En 1802, Henri Beyle « conçoit pour elle une vive passion, toute paradoxale, puisqu'il ne la vit que sept fois et ne lui parla peut-être jamais vraiment […] c'est au frère de l'aimée, Edouard, que de juin 1802 à juin 1804, il livrera l'expression de ses sentiments, dans l'espoir qu'elle en sera attendrie par ricochet. » (Dictionnaire Stendhal, 2003, p. 468.)
Lettre à Pauline (2 septembre 1807) : « Mais écris-moi beaucoup sur cette charmante V[ictorine]. Je crois que tu as raison ; c'est une âme bien rare. Je l'ai bien aimée, et je l'ai vue sept fois en ma vie. Toutes autres passions, elles n'ont été qu'une réflexion de celle-là. J'ai aimé Mélanie parce qu'elle me rappelait son caractère. » (Correspondance générale I, p. 611.)
Lettre à Pauline (6 octobre 1807) : « elle connaît la cruauté et l'ironie que le malheureux, qu'une âme forte a fait errer, rencontrerait à chaque pas. » (Correspondance générale I, p. 622.)

19 juillet 1804 : « Pendant que l'a[bbé] H[élie] était avec nous aux Tuileries, il a passé une femme nullement remarquable qui avait dans l'ensemble des yeux un trait de ressemblance bien léger avec V[ictorine]. Cela m'a renversé ; j'ai été deux secondes hors de moi. » (Oeuvres intimes, I, p. 101.)

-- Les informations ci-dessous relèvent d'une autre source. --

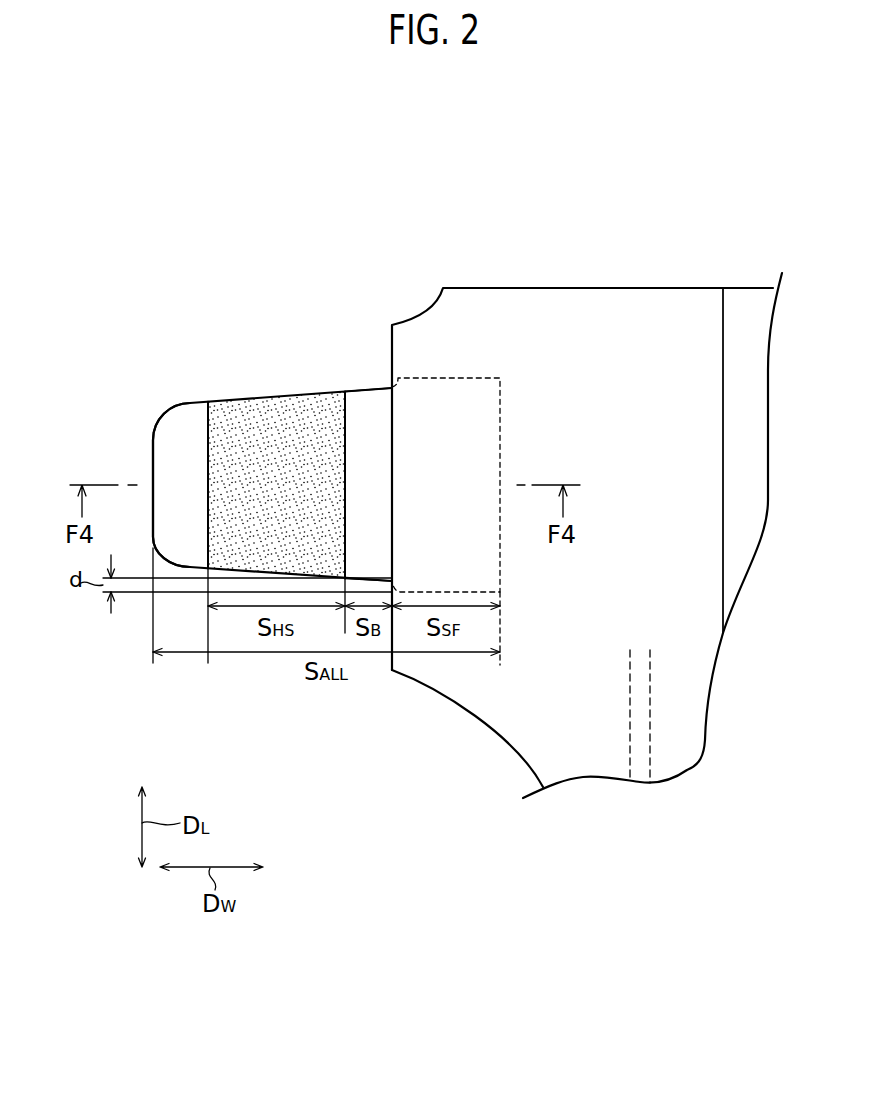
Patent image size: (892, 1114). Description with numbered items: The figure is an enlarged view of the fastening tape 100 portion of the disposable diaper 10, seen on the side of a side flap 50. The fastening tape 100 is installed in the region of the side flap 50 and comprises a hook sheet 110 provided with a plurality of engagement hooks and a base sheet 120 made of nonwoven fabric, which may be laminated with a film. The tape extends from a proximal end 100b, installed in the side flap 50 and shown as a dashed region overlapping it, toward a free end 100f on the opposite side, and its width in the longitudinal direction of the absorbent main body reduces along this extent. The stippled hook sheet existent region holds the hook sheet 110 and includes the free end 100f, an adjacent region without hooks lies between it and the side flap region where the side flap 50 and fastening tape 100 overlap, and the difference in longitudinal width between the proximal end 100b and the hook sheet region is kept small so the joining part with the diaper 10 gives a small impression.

The disposable diaper 10 is at (592, 475).
The side flap 50 is at (585, 302).
The fastening tape 100 is at (272, 420).
The free end 100f is at (151, 448).
The proximal end 100b is at (464, 415).
The hook sheet 110 is at (305, 410).
The base sheet 120 is at (365, 403).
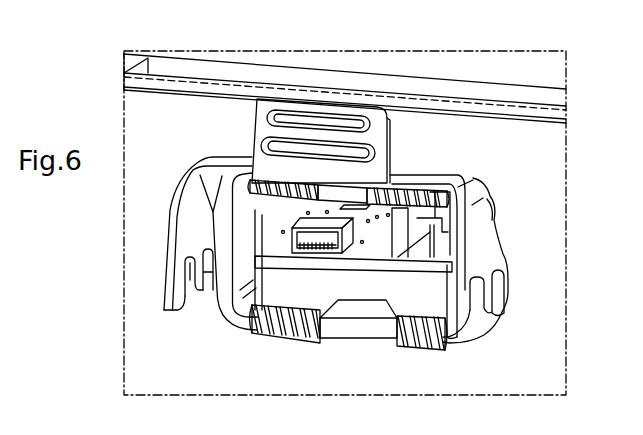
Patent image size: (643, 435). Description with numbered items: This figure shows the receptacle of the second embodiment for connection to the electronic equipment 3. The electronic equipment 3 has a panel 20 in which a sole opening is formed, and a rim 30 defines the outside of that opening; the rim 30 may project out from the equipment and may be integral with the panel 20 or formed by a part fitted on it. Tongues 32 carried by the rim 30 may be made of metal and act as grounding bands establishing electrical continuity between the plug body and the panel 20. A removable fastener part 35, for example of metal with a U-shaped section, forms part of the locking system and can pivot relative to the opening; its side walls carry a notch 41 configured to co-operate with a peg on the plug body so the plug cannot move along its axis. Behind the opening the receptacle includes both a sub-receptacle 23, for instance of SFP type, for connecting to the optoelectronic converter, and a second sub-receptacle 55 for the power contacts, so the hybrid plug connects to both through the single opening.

The electronic equipment 3 is at (493, 93).
The panel 20 is at (442, 137).
The sub-receptacle 23 is at (279, 222).
The rim 30 is at (314, 282).
The tongues 32 is at (262, 330).
The removable fastener part 35 is at (182, 227).
The notch 41 is at (185, 305).
The second sub-receptacle 55 is at (482, 230).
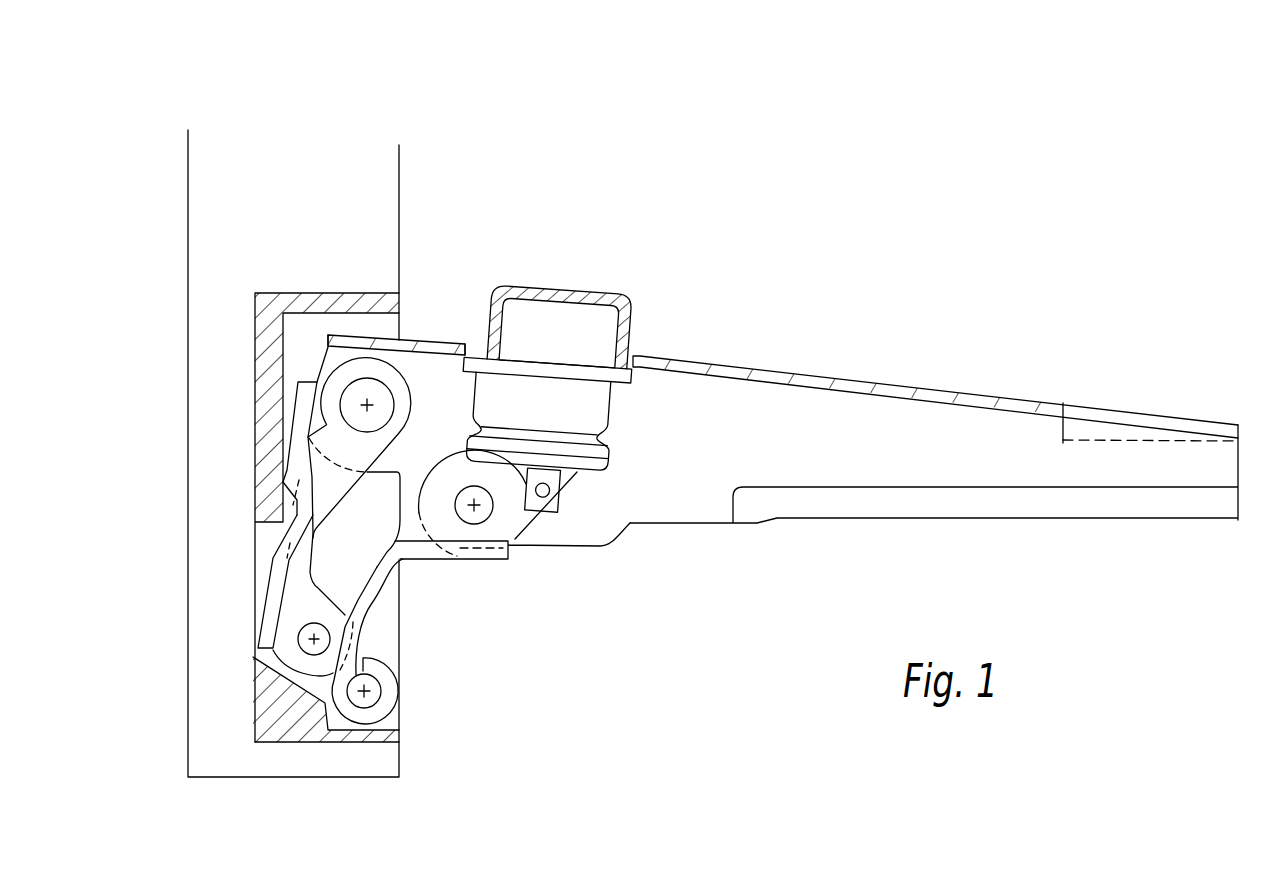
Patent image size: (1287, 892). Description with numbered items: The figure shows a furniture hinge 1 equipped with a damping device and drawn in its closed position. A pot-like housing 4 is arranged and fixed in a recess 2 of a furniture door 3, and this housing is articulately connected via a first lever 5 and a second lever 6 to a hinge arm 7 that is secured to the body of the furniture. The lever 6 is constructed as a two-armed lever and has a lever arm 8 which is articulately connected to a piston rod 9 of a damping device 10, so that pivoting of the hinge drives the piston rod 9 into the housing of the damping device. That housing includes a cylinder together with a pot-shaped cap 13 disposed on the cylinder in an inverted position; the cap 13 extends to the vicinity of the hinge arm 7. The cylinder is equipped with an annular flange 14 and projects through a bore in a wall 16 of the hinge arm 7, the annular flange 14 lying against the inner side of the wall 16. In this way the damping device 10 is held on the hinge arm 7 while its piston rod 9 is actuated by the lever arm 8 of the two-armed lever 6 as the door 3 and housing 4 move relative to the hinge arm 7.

The lever arm 1 is at (753, 362).
The recess 2 is at (260, 547).
The furniture door 3 is at (210, 217).
The pot-like housing 4 is at (267, 320).
The lever 5 is at (315, 467).
The lever 6 is at (377, 582).
The hinge arm 7 is at (822, 412).
The lever arm 8 is at (510, 495).
The piston rod 9 is at (557, 505).
The damping device 10 is at (628, 408).
The pot-shaped cap 13 is at (627, 297).
The annular flange 14 is at (633, 357).
The wall 16 is at (940, 398).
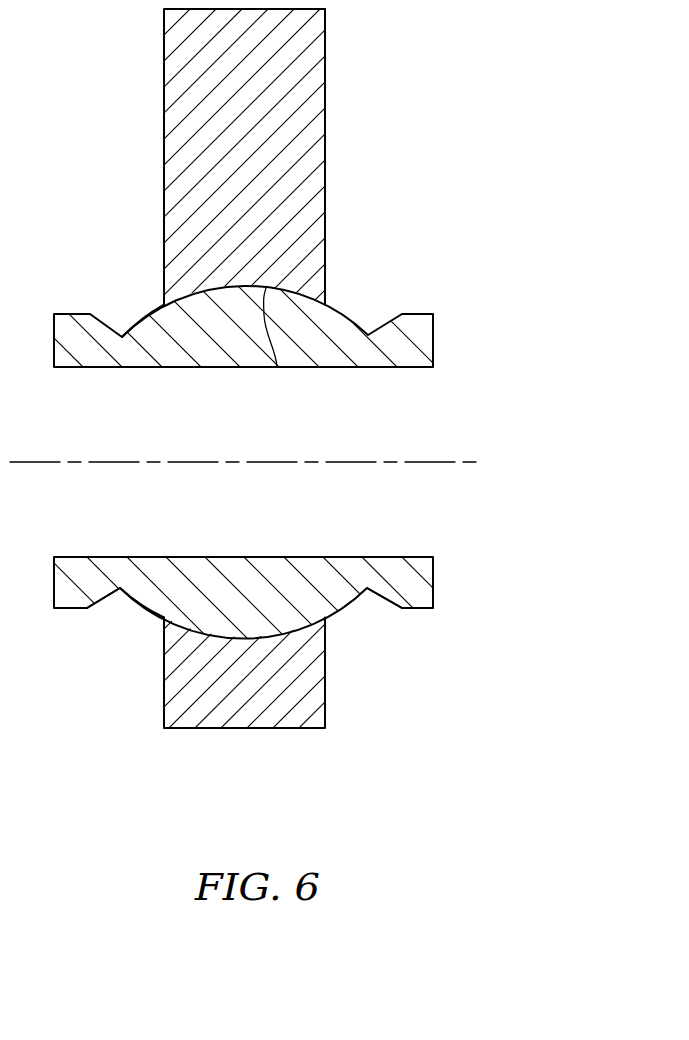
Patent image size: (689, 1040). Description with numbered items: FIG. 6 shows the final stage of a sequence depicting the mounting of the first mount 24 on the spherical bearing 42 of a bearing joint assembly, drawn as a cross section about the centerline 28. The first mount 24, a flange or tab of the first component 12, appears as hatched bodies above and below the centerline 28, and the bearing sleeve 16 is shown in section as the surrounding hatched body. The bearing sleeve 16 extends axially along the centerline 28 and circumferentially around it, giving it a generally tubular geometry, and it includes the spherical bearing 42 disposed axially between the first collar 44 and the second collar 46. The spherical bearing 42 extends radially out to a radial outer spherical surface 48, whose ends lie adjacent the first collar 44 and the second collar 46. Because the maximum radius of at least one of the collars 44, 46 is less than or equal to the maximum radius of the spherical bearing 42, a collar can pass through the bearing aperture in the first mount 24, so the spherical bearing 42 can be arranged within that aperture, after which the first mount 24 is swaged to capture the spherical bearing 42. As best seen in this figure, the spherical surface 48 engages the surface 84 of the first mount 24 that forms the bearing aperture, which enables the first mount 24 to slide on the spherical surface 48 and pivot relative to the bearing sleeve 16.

The first component 12 is at (340, 56).
The first mount 24 is at (327, 157).
The bearing sleeve 16 is at (394, 294).
The spherical surface 48 is at (148, 312).
The surface of the first mount 84 is at (277, 367).
The centerline 28 is at (458, 463).
The first collar 44 is at (72, 623).
The spherical bearing 42 is at (133, 623).
The second collar 46 is at (415, 633).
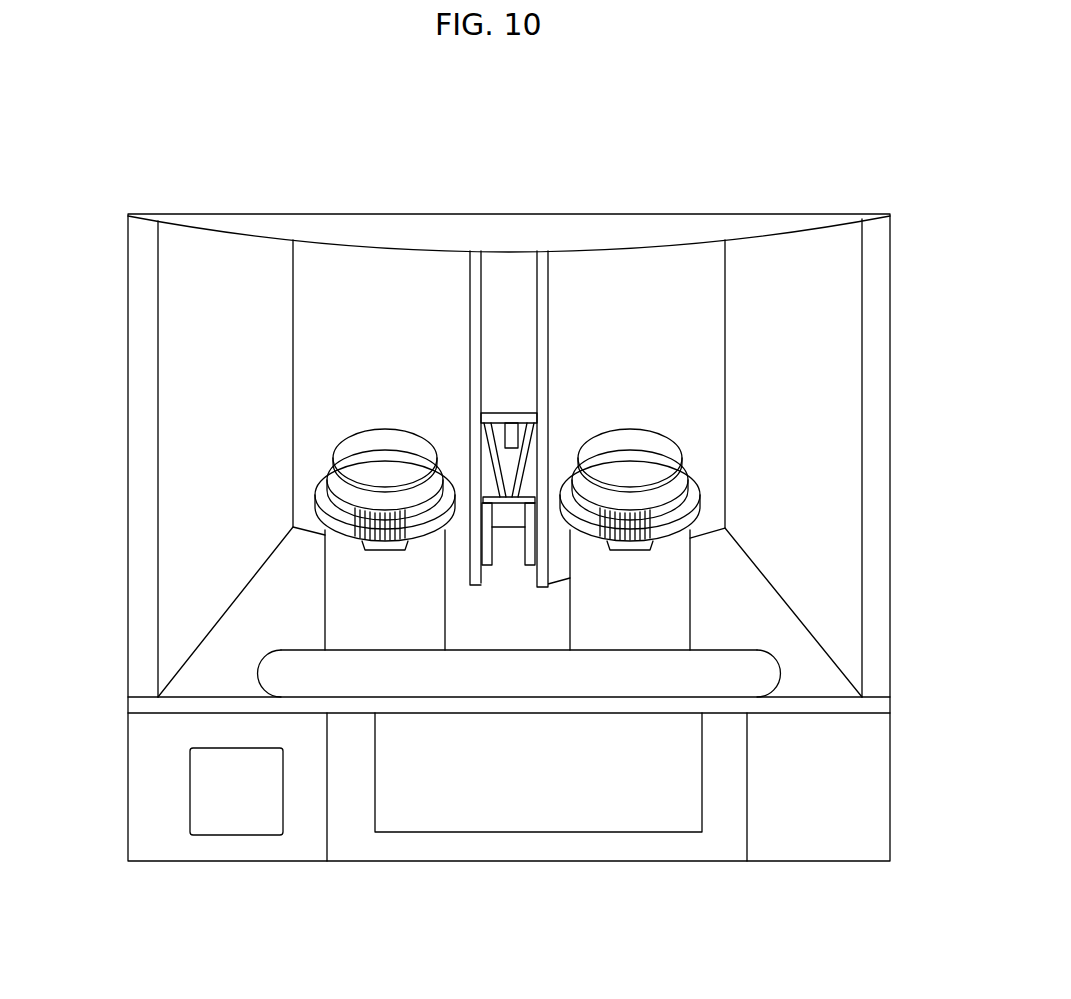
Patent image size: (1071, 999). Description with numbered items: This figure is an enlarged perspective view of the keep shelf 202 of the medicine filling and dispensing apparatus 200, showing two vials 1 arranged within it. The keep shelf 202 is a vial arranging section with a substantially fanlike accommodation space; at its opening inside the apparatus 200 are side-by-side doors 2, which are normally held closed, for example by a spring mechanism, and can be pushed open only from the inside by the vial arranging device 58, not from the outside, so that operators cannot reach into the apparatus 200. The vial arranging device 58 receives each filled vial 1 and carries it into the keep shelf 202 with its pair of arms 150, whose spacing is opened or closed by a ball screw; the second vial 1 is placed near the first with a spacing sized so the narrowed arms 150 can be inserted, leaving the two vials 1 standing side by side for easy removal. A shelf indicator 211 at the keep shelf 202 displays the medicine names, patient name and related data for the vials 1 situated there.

The medicine filling and dispensing apparatus 200 is at (822, 167).
The keep shelf 202 is at (231, 500).
The doors 2 is at (399, 278).
The vial arranging device 58 is at (512, 413).
The arms 150 is at (522, 548).
The vial 1 is at (352, 614).
The shelf indicator 211 is at (560, 816).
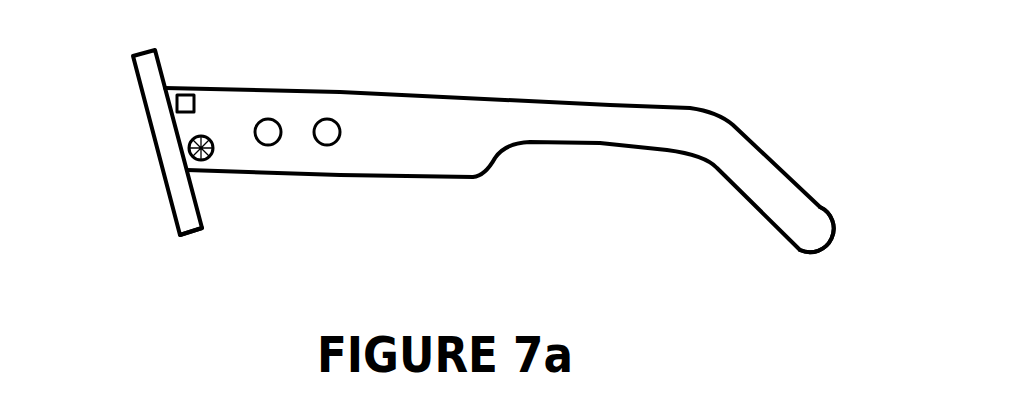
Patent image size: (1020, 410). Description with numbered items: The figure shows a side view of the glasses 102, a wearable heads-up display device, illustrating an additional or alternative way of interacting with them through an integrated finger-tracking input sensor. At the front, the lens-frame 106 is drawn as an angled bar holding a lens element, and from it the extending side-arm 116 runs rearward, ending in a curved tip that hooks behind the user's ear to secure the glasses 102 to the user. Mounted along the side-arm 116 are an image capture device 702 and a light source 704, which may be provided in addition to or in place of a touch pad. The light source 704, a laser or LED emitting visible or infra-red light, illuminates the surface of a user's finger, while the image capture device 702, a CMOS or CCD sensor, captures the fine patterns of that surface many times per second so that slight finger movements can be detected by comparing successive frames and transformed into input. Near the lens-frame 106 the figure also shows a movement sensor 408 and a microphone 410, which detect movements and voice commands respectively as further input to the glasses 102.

The glasses 102 is at (137, 90).
The movement sensor 408 is at (180, 96).
The microphone 410 is at (203, 160).
The image capture device 702 is at (262, 145).
The light source 704 is at (322, 145).
The lens-frame 106 is at (183, 237).
The side-arm 116 is at (805, 228).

19 Décembre 1804 : « Le soir, je vais aux Français et pour la première fois ailleurs qu'au parterre. Je me place le plus près possible des acteurs, ensuite je cours les loges pour chercher Victorine, mais en vain. » (Oeuvres intimes, I, p. 163.)
11 janvier 1805 : « J'ai cru la reconnaître à quelques loges de moi, mais ce n'était pas elle, surtout aux gestes : j'ai tant lorgné que j'en ai les yeux désaccords. » (Oeuvres intimes, I, p. 163.)
24 janvier 1805 : « Je ne puis plus me figurer Victorine dans aucune position, mon imagination est épuisée… » (Oeuvres intimes, I, p. 195.)